数年前から私は住宅会社や工務店、住宅リフォーム会社向けに「戸建てリノベーション事業」の立ち上げをお手伝いすることが増えている。
この事業は、まずは単店で売上3億円を目指し、その後、エリア拡大や出店をしながら10億円を目指している。ただし、このような成果を上げていくには、「専門店」としての立ち上げを条件としている。
戸建てリノベーションは決して目新しい事業ではない。そのために、住宅会社や工務店、住宅リフォーム会社では1000万円を超える大型リフォームの実績がある会社は多い。ただ、どの会社も年間数棟くらいの実績である。
そこで、相談として多いのが、「やはり専門店として立ち上げなければいけませんか?」というもの。これには、「我々が提案している目標を目指すのであれば必要です。」と答えている。
今の大型リフォーム実績に少し積み上げするくらいの目標であれば、専門店にする必要はない。今よりも年間数棟レベルの売上アップになってしまうが。
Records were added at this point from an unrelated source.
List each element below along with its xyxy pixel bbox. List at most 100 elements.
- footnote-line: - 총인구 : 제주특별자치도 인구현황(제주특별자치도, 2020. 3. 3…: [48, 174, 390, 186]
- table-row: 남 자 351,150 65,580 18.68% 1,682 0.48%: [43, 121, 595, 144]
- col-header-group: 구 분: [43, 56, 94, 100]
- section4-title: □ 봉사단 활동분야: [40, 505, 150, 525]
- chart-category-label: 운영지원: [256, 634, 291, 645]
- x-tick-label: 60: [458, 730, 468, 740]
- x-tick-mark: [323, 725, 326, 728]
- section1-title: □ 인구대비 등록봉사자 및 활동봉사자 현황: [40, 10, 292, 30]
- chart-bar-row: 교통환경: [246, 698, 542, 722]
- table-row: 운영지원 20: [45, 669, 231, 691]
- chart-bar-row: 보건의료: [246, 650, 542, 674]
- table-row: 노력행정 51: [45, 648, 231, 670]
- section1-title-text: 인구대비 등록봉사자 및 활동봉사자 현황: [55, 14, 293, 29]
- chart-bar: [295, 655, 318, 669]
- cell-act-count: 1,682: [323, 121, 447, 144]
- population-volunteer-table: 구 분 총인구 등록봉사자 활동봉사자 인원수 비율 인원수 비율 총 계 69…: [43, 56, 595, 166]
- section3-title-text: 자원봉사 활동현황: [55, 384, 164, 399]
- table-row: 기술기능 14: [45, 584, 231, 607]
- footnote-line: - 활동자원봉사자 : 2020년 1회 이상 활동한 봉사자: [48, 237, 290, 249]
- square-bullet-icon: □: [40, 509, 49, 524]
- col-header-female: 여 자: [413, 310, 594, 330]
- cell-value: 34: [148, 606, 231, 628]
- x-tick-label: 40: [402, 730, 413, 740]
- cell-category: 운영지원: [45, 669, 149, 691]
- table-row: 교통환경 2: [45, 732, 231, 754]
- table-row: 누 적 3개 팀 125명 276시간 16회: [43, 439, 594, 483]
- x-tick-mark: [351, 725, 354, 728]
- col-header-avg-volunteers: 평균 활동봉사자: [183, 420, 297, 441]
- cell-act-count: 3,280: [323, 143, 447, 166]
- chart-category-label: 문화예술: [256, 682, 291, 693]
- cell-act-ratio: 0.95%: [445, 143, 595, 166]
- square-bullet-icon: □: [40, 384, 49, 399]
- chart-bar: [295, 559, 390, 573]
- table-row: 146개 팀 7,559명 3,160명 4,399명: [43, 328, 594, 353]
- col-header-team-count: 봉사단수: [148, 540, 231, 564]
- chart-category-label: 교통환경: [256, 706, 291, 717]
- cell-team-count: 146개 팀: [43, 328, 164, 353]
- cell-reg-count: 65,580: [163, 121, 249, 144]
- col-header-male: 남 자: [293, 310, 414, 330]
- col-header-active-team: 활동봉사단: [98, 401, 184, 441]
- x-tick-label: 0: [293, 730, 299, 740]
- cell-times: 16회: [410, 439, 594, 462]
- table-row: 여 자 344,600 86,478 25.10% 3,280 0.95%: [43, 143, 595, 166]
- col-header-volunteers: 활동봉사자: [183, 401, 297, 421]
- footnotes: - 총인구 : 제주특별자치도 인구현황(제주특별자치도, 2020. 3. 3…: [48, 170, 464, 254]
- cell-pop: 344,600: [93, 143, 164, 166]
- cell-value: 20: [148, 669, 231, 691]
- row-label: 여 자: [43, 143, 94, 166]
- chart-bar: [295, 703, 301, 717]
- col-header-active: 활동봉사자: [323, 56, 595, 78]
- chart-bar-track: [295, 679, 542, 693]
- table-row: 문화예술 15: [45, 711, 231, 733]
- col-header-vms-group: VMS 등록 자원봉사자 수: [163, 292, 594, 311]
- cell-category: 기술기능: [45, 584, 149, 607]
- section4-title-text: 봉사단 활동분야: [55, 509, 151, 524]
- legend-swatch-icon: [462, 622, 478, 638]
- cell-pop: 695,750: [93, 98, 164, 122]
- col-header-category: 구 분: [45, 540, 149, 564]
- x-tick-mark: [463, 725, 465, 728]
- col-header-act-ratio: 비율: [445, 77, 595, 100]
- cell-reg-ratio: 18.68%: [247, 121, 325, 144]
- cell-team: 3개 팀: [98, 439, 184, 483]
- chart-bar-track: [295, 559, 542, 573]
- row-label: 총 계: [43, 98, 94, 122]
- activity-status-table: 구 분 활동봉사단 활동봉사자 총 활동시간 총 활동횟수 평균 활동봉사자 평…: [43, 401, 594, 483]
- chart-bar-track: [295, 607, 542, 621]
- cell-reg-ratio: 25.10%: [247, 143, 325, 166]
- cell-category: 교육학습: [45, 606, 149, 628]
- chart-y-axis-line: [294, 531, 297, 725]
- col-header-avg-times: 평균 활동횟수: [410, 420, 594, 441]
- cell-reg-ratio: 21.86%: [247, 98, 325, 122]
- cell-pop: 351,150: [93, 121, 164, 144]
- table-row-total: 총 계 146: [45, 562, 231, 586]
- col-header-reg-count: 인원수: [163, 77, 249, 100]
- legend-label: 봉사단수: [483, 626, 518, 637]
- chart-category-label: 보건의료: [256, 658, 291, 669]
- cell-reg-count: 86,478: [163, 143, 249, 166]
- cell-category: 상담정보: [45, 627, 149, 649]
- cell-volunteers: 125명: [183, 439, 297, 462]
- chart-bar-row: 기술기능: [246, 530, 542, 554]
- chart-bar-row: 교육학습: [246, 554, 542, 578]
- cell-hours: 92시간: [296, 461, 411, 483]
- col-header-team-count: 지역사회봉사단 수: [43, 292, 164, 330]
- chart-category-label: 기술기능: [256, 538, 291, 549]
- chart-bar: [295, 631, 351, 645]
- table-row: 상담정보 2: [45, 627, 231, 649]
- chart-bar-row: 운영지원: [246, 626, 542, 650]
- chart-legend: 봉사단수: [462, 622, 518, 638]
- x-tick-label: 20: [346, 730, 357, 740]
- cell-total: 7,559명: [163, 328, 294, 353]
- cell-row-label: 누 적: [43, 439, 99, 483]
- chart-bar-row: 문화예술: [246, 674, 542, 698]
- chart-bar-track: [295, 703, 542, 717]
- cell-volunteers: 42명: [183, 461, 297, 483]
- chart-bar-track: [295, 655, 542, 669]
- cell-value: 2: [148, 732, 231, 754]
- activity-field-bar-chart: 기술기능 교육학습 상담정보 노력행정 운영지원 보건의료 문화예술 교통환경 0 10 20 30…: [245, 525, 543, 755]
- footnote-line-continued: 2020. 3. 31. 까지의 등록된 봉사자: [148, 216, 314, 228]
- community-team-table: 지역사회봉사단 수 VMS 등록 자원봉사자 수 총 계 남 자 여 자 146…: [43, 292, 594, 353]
我々が提案したいのはそのような業績アップではない。営業利益を稼いでいくための事業を提案している。
商品付加として考えるのか、それとも事業付加として考えるかの違いである。
また、専門店として展開をした場合の最大のメリットは、「集客」である。
これまで大型リフォームを年間数棟レベルで実績を上げてきた会社は、以前からその売上をもっと上げようと集客を増やす取り組みは進めていたが、実際にはなかなか集められないでいた。
それが、専門店として立ち上げた途端、これまでとは比較にならないほど集客を増やしている。それが、専門店のパワーである。
中華料理でお店の売上を上げたいファミリーレストランがあったとする。そのときは2つの方法がある。一つはファミリーレストランのメニューに中華料理のメニューを加える方法。そして、今のお店とは別に中華料理専門店を立ち上げる方法である。
どちらの方が業績が上がるか?
結局、専門店として立ち上げた方が良いのかどうかについては、何を目指すのか、どのような目標を目指すのかによって違ってくる。
どっちの方が良いのか、悪いのかではなく、目標によって違ってくるということ。